Search code examples
pythonpython-3.xnumpymatrixlarge-data

How to split in chunks (submatrices), or handle a huge matrix giving memory error on numpy?


I have a really large matrix that won't simply fit into memory. The matrix i have to work with has 483798149136 elements, this means 483 billions of floating point numbers.

The approach i was thinking about was to split this huge matrix somehow in different submatrices that fit into memory, perform pooling operations on these submatrices, and later join them all back to rebuild the original matrix which will hopefully fit into memory after all the pooling operations.

Please correct me if i'm wrong, this approach was just an idea i came out with, how good or bad it is, i dont know. If you have any better alternative ideas i'm open to any suggestions.

The code to reproduce this matrix would be:

a = np.arange(695556).reshape(834,834)
np.meshgrid(a,a)

I have been reading this post and this post, among other ones in this same site but none of them provides a true solution to these kind of problems, they just give vague suggestions.

My questions now are:

  1. Is my splitting and pooling approach feasable or are there any other better ways of doing this?

  2. How (in code terms) could i split this matrix into pieces (like windows or multidimensional kernels) and rebuild it up again later

  3. Is there some way to process a matrix in chunks in numpy to perform operations with the matrix latyer, like multiplication, addition, etc...

  4. Is there a specific package in Python that helps dealing with this kind of matrix problems

EDIT

Since some users are asking me about the goal of this whole operation, i'll provide some info:

I'm working on a some 3d printing project. In the process there is a laser beam that melts metal powder to create complex metal pieces. In this pieces there are layers, and the laser melts the metal layer by layer.

I have 3 csv files, each one containing a matrix of 834 x 834. The first matrix contain the coordinates values of the X axis when laser beam is going through powder bed and melting the metal, the second matrix is the same for the Y axis, and the third matrix represents the time the laser stands melting in the same pixel point. The values are expressed in seconds.

So i have the coordinates of the laser passing through the X and Y axes, and the time it takes to melt each point.

This matrices come out from images of the sections of each manufactured piece.

The issue is that the temperature in a certain pixel and the time the laser stands at that pixel can have an influence over the n pixel when the laser gets there. So i want to create a distance matrix that tells me how different or similar in terms of euclidean distance are each pixel of the image to each other.

This is why if i have for instance 2 834 x 834 matrices i need to create a matrix of 695556 x 695556 with the distances between every single point in the matrix to each other. And this is why is so huge and will not fit into memory.

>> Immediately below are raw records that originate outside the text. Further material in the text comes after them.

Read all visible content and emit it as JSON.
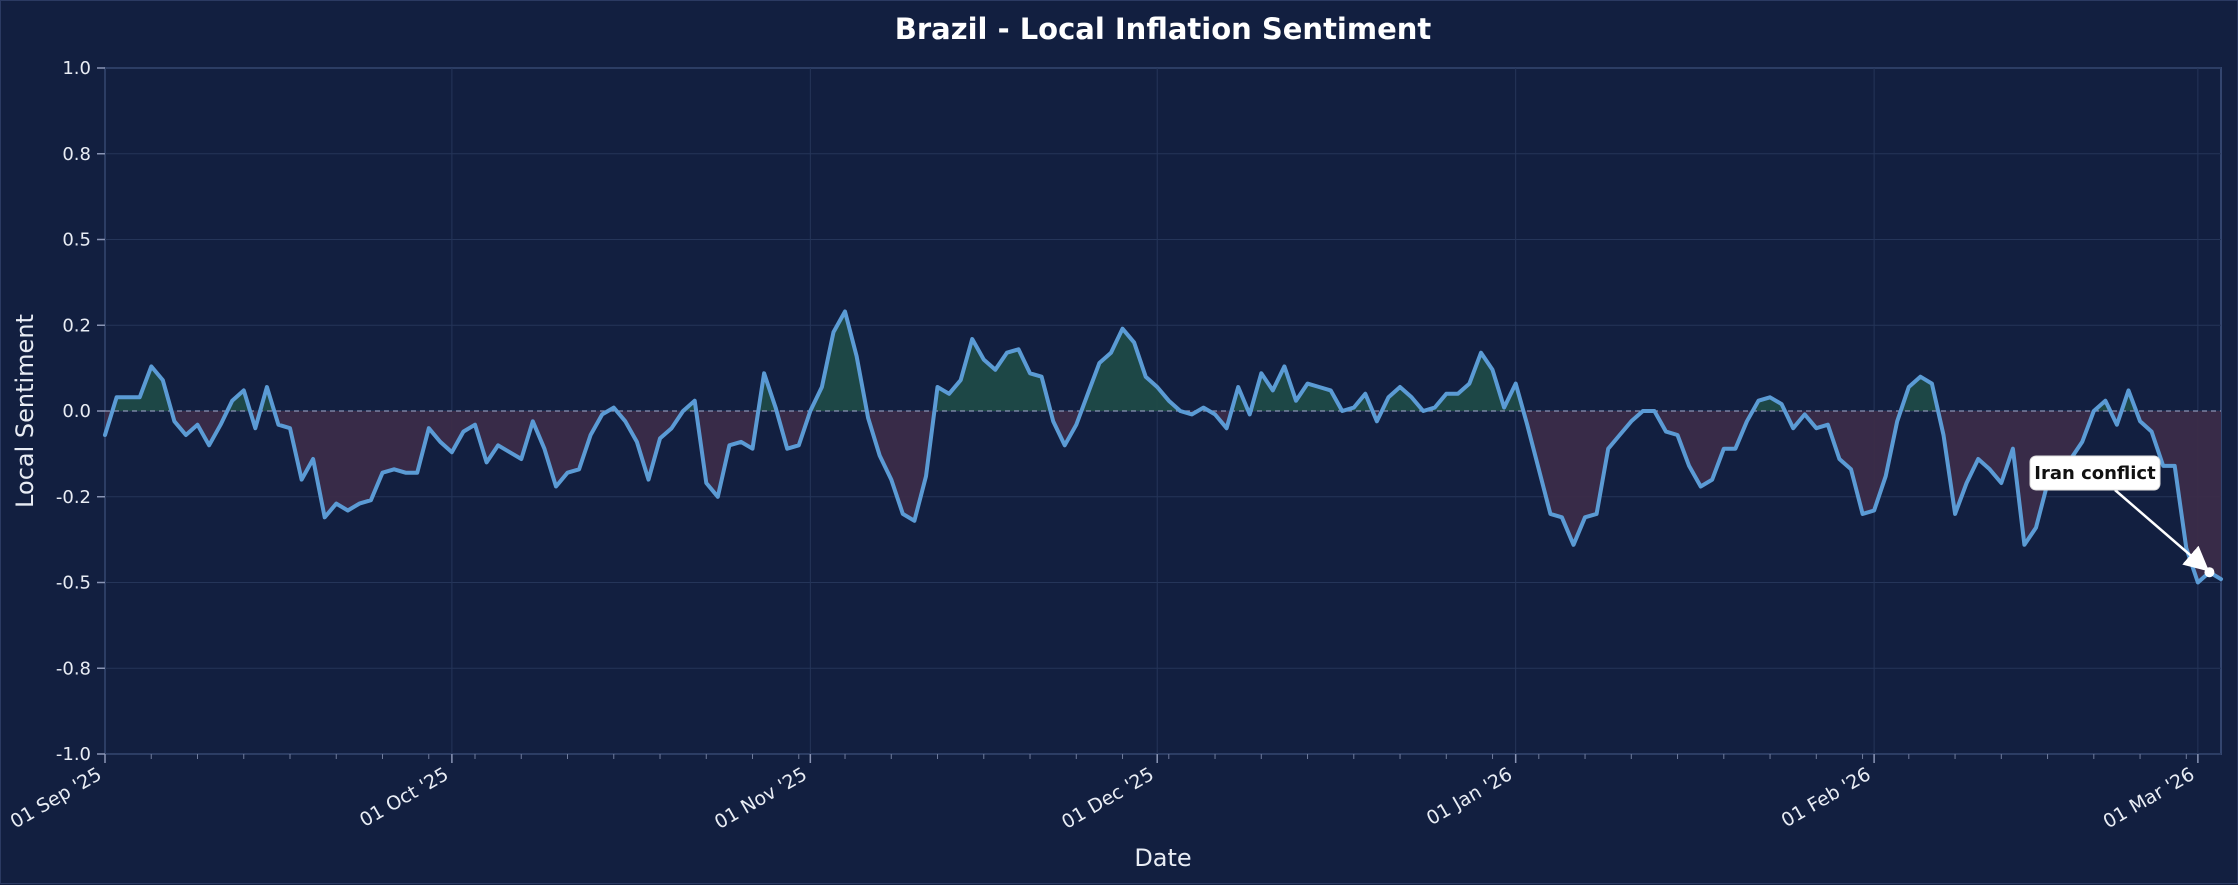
{
  "chart_data": {
    "type": "area",
    "title": "Brazil - Local Inflation Sentiment",
    "xlabel": "Date",
    "ylabel": "Local Sentiment",
    "ylim": [
      -1.0,
      1.0
    ],
    "yticks": [
      "1.0",
      "0.8",
      "0.5",
      "0.2",
      "0.0",
      "-0.2",
      "-0.5",
      "-0.8",
      "-1.0"
    ],
    "xticks": [
      "01 Sep '25",
      "01 Oct '25",
      "01 Nov '25",
      "01 Dec '25",
      "01 Jan '26",
      "01 Feb '26",
      "01 Mar '26"
    ],
    "x_start": "2025-09-01",
    "x_end": "2026-03-03",
    "grid": true,
    "baseline": 0,
    "colors": {
      "line": "#5b9bd5",
      "positive_fill": "#1f4a47",
      "negative_fill": "#3b2c49",
      "background": "#121f40",
      "grid": "#253559",
      "baseline": "#8a95b5"
    },
    "series": [
      {
        "x": [
          "2025-09-01",
          "2025-09-02",
          "2025-09-03",
          "2025-09-04",
          "2025-09-05",
          "2025-09-06",
          "2025-09-07",
          "2025-09-08",
          "2025-09-09",
          "2025-09-10",
          "2025-09-11",
          "2025-09-12",
          "2025-09-13",
          "2025-09-14",
          "2025-09-15",
          "2025-09-16",
          "2025-09-17",
          "2025-09-18",
          "2025-09-19",
          "2025-09-20",
          "2025-09-21",
          "2025-09-22",
          "2025-09-23",
          "2025-09-24",
          "2025-09-25",
          "2025-09-26",
          "2025-09-27",
          "2025-09-28",
          "2025-09-29",
          "2025-09-30",
          "2025-10-01",
          "2025-10-02",
          "2025-10-03",
          "2025-10-04",
          "2025-10-05",
          "2025-10-06",
          "2025-10-07",
          "2025-10-08",
          "2025-10-09",
          "2025-10-10",
          "2025-10-11",
          "2025-10-12",
          "2025-10-13",
          "2025-10-14",
          "2025-10-15",
          "2025-10-16",
          "2025-10-17",
          "2025-10-18",
          "2025-10-19",
          "2025-10-20",
          "2025-10-21",
          "2025-10-22",
          "2025-10-23",
          "2025-10-24",
          "2025-10-25",
          "2025-10-26",
          "2025-10-27",
          "2025-10-28",
          "2025-10-29",
          "2025-10-30",
          "2025-10-31",
          "2025-11-01",
          "2025-11-02",
          "2025-11-03",
          "2025-11-04",
          "2025-11-05",
          "2025-11-06",
          "2025-11-07",
          "2025-11-08",
          "2025-11-09",
          "2025-11-10",
          "2025-11-11",
          "2025-11-12",
          "2025-11-13",
          "2025-11-14",
          "2025-11-15",
          "2025-11-16",
          "2025-11-17",
          "2025-11-18",
          "2025-11-19",
          "2025-11-20",
          "2025-11-21",
          "2025-11-22",
          "2025-11-23",
          "2025-11-24",
          "2025-11-25",
          "2025-11-26",
          "2025-11-27",
          "2025-11-28",
          "2025-11-29",
          "2025-11-30",
          "2025-12-01",
          "2025-12-02",
          "2025-12-03",
          "2025-12-04",
          "2025-12-05",
          "2025-12-06",
          "2025-12-07",
          "2025-12-08",
          "2025-12-09",
          "2025-12-10",
          "2025-12-11",
          "2025-12-12",
          "2025-12-13",
          "2025-12-14",
          "2025-12-15",
          "2025-12-16",
          "2025-12-17",
          "2025-12-18",
          "2025-12-19",
          "2025-12-20",
          "2025-12-21",
          "2025-12-22",
          "2025-12-23",
          "2025-12-24",
          "2025-12-25",
          "2025-12-26",
          "2025-12-27",
          "2025-12-28",
          "2025-12-29",
          "2025-12-30",
          "2025-12-31",
          "2026-01-01",
          "2026-01-02",
          "2026-01-03",
          "2026-01-04",
          "2026-01-05",
          "2026-01-06",
          "2026-01-07",
          "2026-01-08",
          "2026-01-09",
          "2026-01-10",
          "2026-01-11",
          "2026-01-12",
          "2026-01-13",
          "2026-01-14",
          "2026-01-15",
          "2026-01-16",
          "2026-01-17",
          "2026-01-18",
          "2026-01-19",
          "2026-01-20",
          "2026-01-21",
          "2026-01-22",
          "2026-01-23",
          "2026-01-24",
          "2026-01-25",
          "2026-01-26",
          "2026-01-27",
          "2026-01-28",
          "2026-01-29",
          "2026-01-30",
          "2026-01-31",
          "2026-02-01",
          "2026-02-02",
          "2026-02-03",
          "2026-02-04",
          "2026-02-05",
          "2026-02-06",
          "2026-02-07",
          "2026-02-08",
          "2026-02-09",
          "2026-02-10",
          "2026-02-11",
          "2026-02-12",
          "2026-02-13",
          "2026-02-14",
          "2026-02-15",
          "2026-02-16",
          "2026-02-17",
          "2026-02-18",
          "2026-02-19",
          "2026-02-20",
          "2026-02-21",
          "2026-02-22",
          "2026-02-23",
          "2026-02-24",
          "2026-02-25",
          "2026-02-26",
          "2026-02-27",
          "2026-02-28",
          "2026-03-01",
          "2026-03-02",
          "2026-03-03"
        ],
        "values": [
          -0.07,
          0.04,
          0.04,
          0.04,
          0.13,
          0.09,
          -0.03,
          -0.07,
          -0.04,
          -0.1,
          -0.04,
          0.03,
          0.06,
          -0.05,
          0.07,
          -0.04,
          -0.05,
          -0.2,
          -0.14,
          -0.31,
          -0.27,
          -0.29,
          -0.27,
          -0.26,
          -0.18,
          -0.17,
          -0.18,
          -0.18,
          -0.05,
          -0.09,
          -0.12,
          -0.06,
          -0.04,
          -0.15,
          -0.1,
          -0.12,
          -0.14,
          -0.03,
          -0.11,
          -0.22,
          -0.18,
          -0.17,
          -0.07,
          -0.01,
          0.01,
          -0.03,
          -0.09,
          -0.2,
          -0.08,
          -0.05,
          0.0,
          0.03,
          -0.21,
          -0.25,
          -0.1,
          -0.09,
          -0.11,
          0.11,
          0.01,
          -0.11,
          -0.1,
          0.0,
          0.07,
          0.23,
          0.29,
          0.16,
          -0.02,
          -0.13,
          -0.2,
          -0.3,
          -0.32,
          -0.19,
          0.07,
          0.05,
          0.09,
          0.21,
          0.15,
          0.12,
          0.17,
          0.18,
          0.11,
          0.1,
          -0.03,
          -0.1,
          -0.04,
          0.05,
          0.14,
          0.17,
          0.24,
          0.2,
          0.1,
          0.07,
          0.03,
          0.0,
          -0.01,
          0.01,
          -0.01,
          -0.05,
          0.07,
          -0.01,
          0.11,
          0.06,
          0.13,
          0.03,
          0.08,
          0.07,
          0.06,
          0.0,
          0.01,
          0.05,
          -0.03,
          0.04,
          0.07,
          0.04,
          0.0,
          0.01,
          0.05,
          0.05,
          0.08,
          0.17,
          0.12,
          0.01,
          0.08,
          -0.04,
          -0.17,
          -0.3,
          -0.31,
          -0.39,
          -0.31,
          -0.3,
          -0.11,
          -0.07,
          -0.03,
          0.0,
          0.0,
          -0.06,
          -0.07,
          -0.16,
          -0.22,
          -0.2,
          -0.11,
          -0.11,
          -0.03,
          0.03,
          0.04,
          0.02,
          -0.05,
          -0.01,
          -0.05,
          -0.04,
          -0.14,
          -0.17,
          -0.3,
          -0.29,
          -0.19,
          -0.03,
          0.07,
          0.1,
          0.08,
          -0.07,
          -0.3,
          -0.21,
          -0.14,
          -0.17,
          -0.21,
          -0.11,
          -0.39,
          -0.34,
          -0.21,
          -0.18,
          -0.14,
          -0.09,
          0.0,
          0.03,
          -0.04,
          0.06,
          -0.03,
          -0.06,
          -0.16,
          -0.16,
          -0.4,
          -0.5,
          -0.47,
          -0.49
        ]
      }
    ],
    "annotations": [
      {
        "text": "Iran conflict",
        "x": "2026-03-02",
        "y": -0.47
      }
    ]
  }
}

I don't know if i gave too much information, or if my explanations are messy. You can ask whatever you need and i'll try to clarify it, but the main point is that i need to create this huge distance matrix in ordr to know the mathematical distances between pixels and then get to know the relation between what's happening in a certain point of the piece when printing it and what it needs to happen in other points to avoid manufacturing defects.

Thank you very much in advance


Solution

  • after all, i figured out a way to solve my problem. This huge matrices can be easily handled using dask. Dask is a python library that allows distributed computing and data division into chunks to optimize memory usage. It's pretty handy since it really allows you to work with literally huge and massive data at real low computing and memory cost, obviously, is not as fast as in-memory computing, but i think very people will be glad to know about this.

    This package is pretty good optimized and is often update. The best of it is that it has numpy/pandas sintax, it also works with dataframes the same way than with arrays and if you know pandas/numpy you will feel like in home with dask.

    You can create a dask distributed array like this:

    import numpy as np
    import dask.array as da
    
    Y = da.random.normal(size=(695556, 695556),
                             chunks=(1000, 1000))
    

    and then, you can perform some operations on it like this:

    y = Y.mean(axis=0)[0:100].compute()
    

    Also, if you use the memory_profiler package you can also monitor your memory and CPU usage, and see how much memory are your huge data consuming for computations.

    There are some practical examples i found very illustrative here.

    Also, the explanative array scope in this library can be found here.

    And lastly, a guide about high performance computations in Python 3.X here.

    Hope this helps someone with this same issue.